As more sea ice melts in a warming Arctic, polar bears are forced to travel longer distances to find prey, as well as move farther north with the retreating ice in the summer. As they move greater distances, they use up more energy which they find harder to replenish, for which the primary source is seals.

“By simultaneously measuring field metabolic rates, daily activity patterns, body condition, and foraging success of polar bears moving on the spring sea ice, we found that high metabolic rates (1.6 times greater than previously assumed) coupled with low intake of fat-rich marine mammal prey resulted in an energy deficit for more than half of the bears examined. Activity and movement on the sea ice strongly influenced metabolic demands,” the researchers summarized in the abstract of their paper.

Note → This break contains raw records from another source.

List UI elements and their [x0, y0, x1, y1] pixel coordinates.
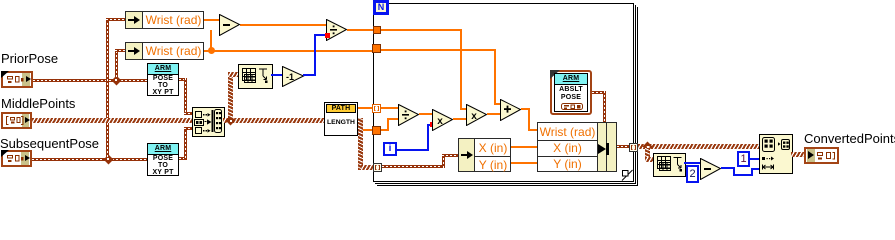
for loop main frame — [373, 3, 634, 182]
label SubsequentPose — [0, 136, 99, 151]
tunnel3 indexing [] orange — [372, 104, 381, 113]
wire SubsequentPose riser up to Wrist unbundle 1 — [106, 19, 109, 159]
for loop count terminal N — [373, 0, 389, 15]
tunnel5 indexing [] array of poses — [373, 163, 382, 172]
wire divide1 output into loop tunnel1 — [347, 29, 373, 31]
wire Wrist1 minus Wrist2 subtract output to divide1 — [240, 24, 326, 26]
control terminal PriorPose — [1, 71, 33, 88]
function subtract 1 — [219, 14, 241, 36]
label PriorPose — [1, 51, 58, 66]
wire unbundle X to bundle X — [511, 146, 537, 148]
function Array Subset — [759, 134, 793, 174]
wire MiddlePoints array to Build Array (hatched) — [32, 118, 192, 123]
for loop corner fold — [620, 168, 634, 182]
subVI PATH LENGTH — [324, 102, 358, 136]
function decrement -1 — [282, 66, 305, 87]
function multiply 2 — [466, 104, 488, 126]
function divide 1 — [326, 19, 348, 41]
wire ARM2 output to Build Array input3 — [179, 157, 187, 160]
wire constant 1 to Array Subset index input (blue) — [750, 158, 759, 160]
constant 2 — [686, 165, 699, 183]
function Array Size 2 — [653, 153, 686, 177]
tunnel2 solid orange (base angle) — [372, 44, 381, 53]
function multiply 1 — [432, 109, 454, 131]
tunnel4 solid orange (total length) — [372, 126, 381, 135]
function Array Size 1 — [238, 64, 273, 89]
wire decrement to divide1 (blue) — [303, 74, 316, 76]
constant 1 — [737, 151, 750, 167]
indicator terminal ConvertedPoints — [804, 147, 839, 164]
wire SubsequentPose to ARM2 (brown cluster) — [32, 158, 147, 161]
wire Wrist1 output to subtract — [204, 19, 219, 21]
wire tunnel3 to divide2 top input — [381, 107, 398, 109]
wire subtract3 output to Array Subset length input (blue) — [721, 167, 735, 169]
label MiddlePoints — [1, 96, 75, 111]
wire multiply1 to multiply2 — [453, 118, 466, 120]
for loop stacked frame copy 2 — [375, 5, 636, 184]
wire Array Size 1 to decrement (blue) — [271, 74, 283, 76]
wire ARM1 output to Build Array input1 — [179, 78, 187, 81]
unbundle Wrist (rad) 1 — [125, 11, 204, 29]
function add — [500, 99, 522, 121]
wire add output to bundle Wrist row — [521, 108, 530, 110]
wire Array Subset output to ConvertedPoints (hatched) — [791, 152, 804, 157]
control terminal PriorPose corner fold — [1, 71, 9, 78]
wire PriorPose to ARM1 and junction (brown cluster) — [33, 79, 147, 82]
wire junction diamond right of loop — [643, 142, 653, 152]
cluster constant ABSLT POSE — [550, 70, 592, 115]
control terminal SubsequentPose — [1, 150, 32, 167]
coercion dot on multiply1 — [430, 122, 435, 127]
unbundle Wrist (rad) 2 — [125, 42, 204, 60]
wire bundle output to tunnel6 — [617, 145, 629, 148]
wire Wrist2 output to loop tunnel — [204, 50, 373, 52]
wire divide2 to multiply1 — [419, 113, 432, 115]
wire i terminal to multiply1 coercion (blue) — [397, 149, 428, 151]
control terminal MiddlePoints — [1, 112, 32, 129]
svg-text:-1: -1 — [286, 72, 294, 82]
junction white dots — [115, 79, 117, 81]
function subtract 3 — [700, 158, 722, 180]
build array node — [192, 107, 225, 137]
svg-text:x: x — [437, 116, 443, 127]
for loop iteration terminal i — [383, 142, 397, 156]
function divide 2 — [398, 104, 420, 126]
wire branch up to subtract lower input — [210, 30, 212, 50]
wire tunnel2 to add top input — [381, 49, 496, 51]
wire ABSLT POSE to bundle middle input — [592, 91, 606, 94]
wire junction diamond on SubsequentPose wire — [103, 154, 113, 164]
wire tunnel5 element to unbundle XY — [382, 165, 444, 168]
wire build array output to PATH LENGTH (hatched array) — [223, 118, 324, 123]
wire Array Size 2 to subtract3 (blue) — [684, 162, 700, 164]
wire array branch up to Array Size 1 — [228, 73, 233, 118]
wire tunnel4 to divide2 bottom input — [381, 129, 389, 131]
wire junction diamond on array wire — [226, 116, 236, 126]
tunnel1 solid orange (increment) — [373, 26, 381, 34]
bundle by name Wrist X Y — [537, 122, 617, 172]
label ConvertedPoints — [804, 131, 895, 146]
wire multiply2 to add — [487, 113, 500, 115]
subVI ARM POSE TO XY PT 1 — [147, 63, 179, 96]
subVI ARM POSE TO XY PT 2 — [147, 143, 179, 176]
wire tunnel1 to multiply2 top input — [381, 29, 462, 31]
wire tunnel6 out to junction (hatched) — [638, 144, 759, 149]
wire unbundle Y to bundle Y — [511, 162, 537, 164]
svg-text:x: x — [471, 111, 477, 122]
wire PATH LENGTH array passthrough down to lower tunnel5 — [358, 118, 363, 170]
for loop stacked frame copy 3 — [377, 7, 638, 186]
unbundle by name X Y — [458, 138, 511, 172]
control terminal SubsequentPose corner fold — [1, 150, 9, 157]
wire junction dot on Wrist2 output — [208, 47, 215, 54]
wire PATH LENGTH total output to tunnel4 — [358, 129, 374, 131]
wire junction diamond on PriorPose wire — [111, 75, 121, 85]
wire array branch down to Array Size 2 — [645, 146, 650, 162]
wire PriorPose branch up to Wrist unbundle 2 — [115, 51, 118, 80]
tunnel6 indexing [] output right — [629, 143, 638, 152]
wire PATH LENGTH length-array output to tunnel3 — [358, 107, 374, 109]
coercion dot on divide 1 — [325, 33, 330, 38]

There are 19 subpopulations of polar bears, and all of them are affected negatively to varying degrees by the reducing Arctic sea ice. The loss of sea ice is also recognized “as the most serious threat to polar bears” by the International Union for Conservation of Nature’s Red List of Threatened Species, which lists the animal as vulnerable. Global population of polar bears, currently estimated at about 20,000-25,000 individuals, could drop by as much as 30 percent over the next 40 years, also a result of shrinking sea ice.

Human activity, especially the burning of fossil fuels at a large scale since the beginning of the Industrial Revolution over 200 years ago, has exacerbated the pace of climate change manifold its normal speed. Other pollutants created by humans have worsened the problem further, including in the case of polar bears.

The research paper, titled “High-energy, high-fat lifestyle challenges an Arctic apex predator, the polar bear,” appeared online Friday in the journal Science.